To this I say an emphatic no. On no account can we contemplate belittling, let alone being dismissive of our cricketing traditions. If we let ourselves be seduced into jumping onto the proposed big-time commercial bandwagon, where our traditional centres are pooh-poohed, we will sooner rather than later lose both corn and husk.

It seems that we in Guyana and elsewhere are finally aware of our tenuous position staging a World Cup. It is imperative, therefore, that the cricketing authorities press our Government to make certain that we’re not an also-ran. This was why I could never accept the position of Dehring that has made much of the phrase `so-called traditional centres.’ Our history of Test cricket makes it apparent to me that the four traditional centres must be included.
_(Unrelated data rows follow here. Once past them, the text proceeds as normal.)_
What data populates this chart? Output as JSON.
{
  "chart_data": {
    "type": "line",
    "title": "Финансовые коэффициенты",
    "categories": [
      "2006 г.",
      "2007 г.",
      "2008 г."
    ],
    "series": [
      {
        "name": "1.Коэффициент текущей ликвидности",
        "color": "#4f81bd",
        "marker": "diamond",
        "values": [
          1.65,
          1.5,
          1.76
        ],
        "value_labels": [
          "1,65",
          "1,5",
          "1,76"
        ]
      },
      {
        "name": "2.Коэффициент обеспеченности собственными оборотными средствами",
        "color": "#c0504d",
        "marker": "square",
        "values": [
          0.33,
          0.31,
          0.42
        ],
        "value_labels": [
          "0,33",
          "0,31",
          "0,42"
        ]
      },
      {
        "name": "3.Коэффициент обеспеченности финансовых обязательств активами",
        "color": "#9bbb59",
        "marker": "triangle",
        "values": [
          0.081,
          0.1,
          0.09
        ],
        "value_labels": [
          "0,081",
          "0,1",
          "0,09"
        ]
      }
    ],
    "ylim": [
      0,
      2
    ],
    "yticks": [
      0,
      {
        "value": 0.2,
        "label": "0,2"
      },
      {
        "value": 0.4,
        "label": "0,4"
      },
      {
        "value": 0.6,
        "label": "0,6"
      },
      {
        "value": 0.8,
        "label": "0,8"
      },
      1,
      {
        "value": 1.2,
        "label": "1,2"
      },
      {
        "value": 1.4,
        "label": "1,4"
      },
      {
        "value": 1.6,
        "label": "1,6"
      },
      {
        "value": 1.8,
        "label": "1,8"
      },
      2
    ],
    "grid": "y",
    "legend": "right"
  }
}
For when a world history of cricket is written, we must ensure that cricketing heroes like Fernandes, Gibbs, Kanhai, Lloyd, Fredericks and Kallicharran are never forgotten. And we must ensure, too, that future generations will know of Bourda and Kensington, of Queen’s Park and Sabina. For those are names to be revered, names that bring sweet music to every Caribbean ear.

Sports Editor’s Footnote: Pryor Jonas’ regular Saturday column is now being resumed. Mr Jonas was the victim of a motor car accident. He is still nursing a fractured ankle among other injuries, but is now well on the road towards complete recovery.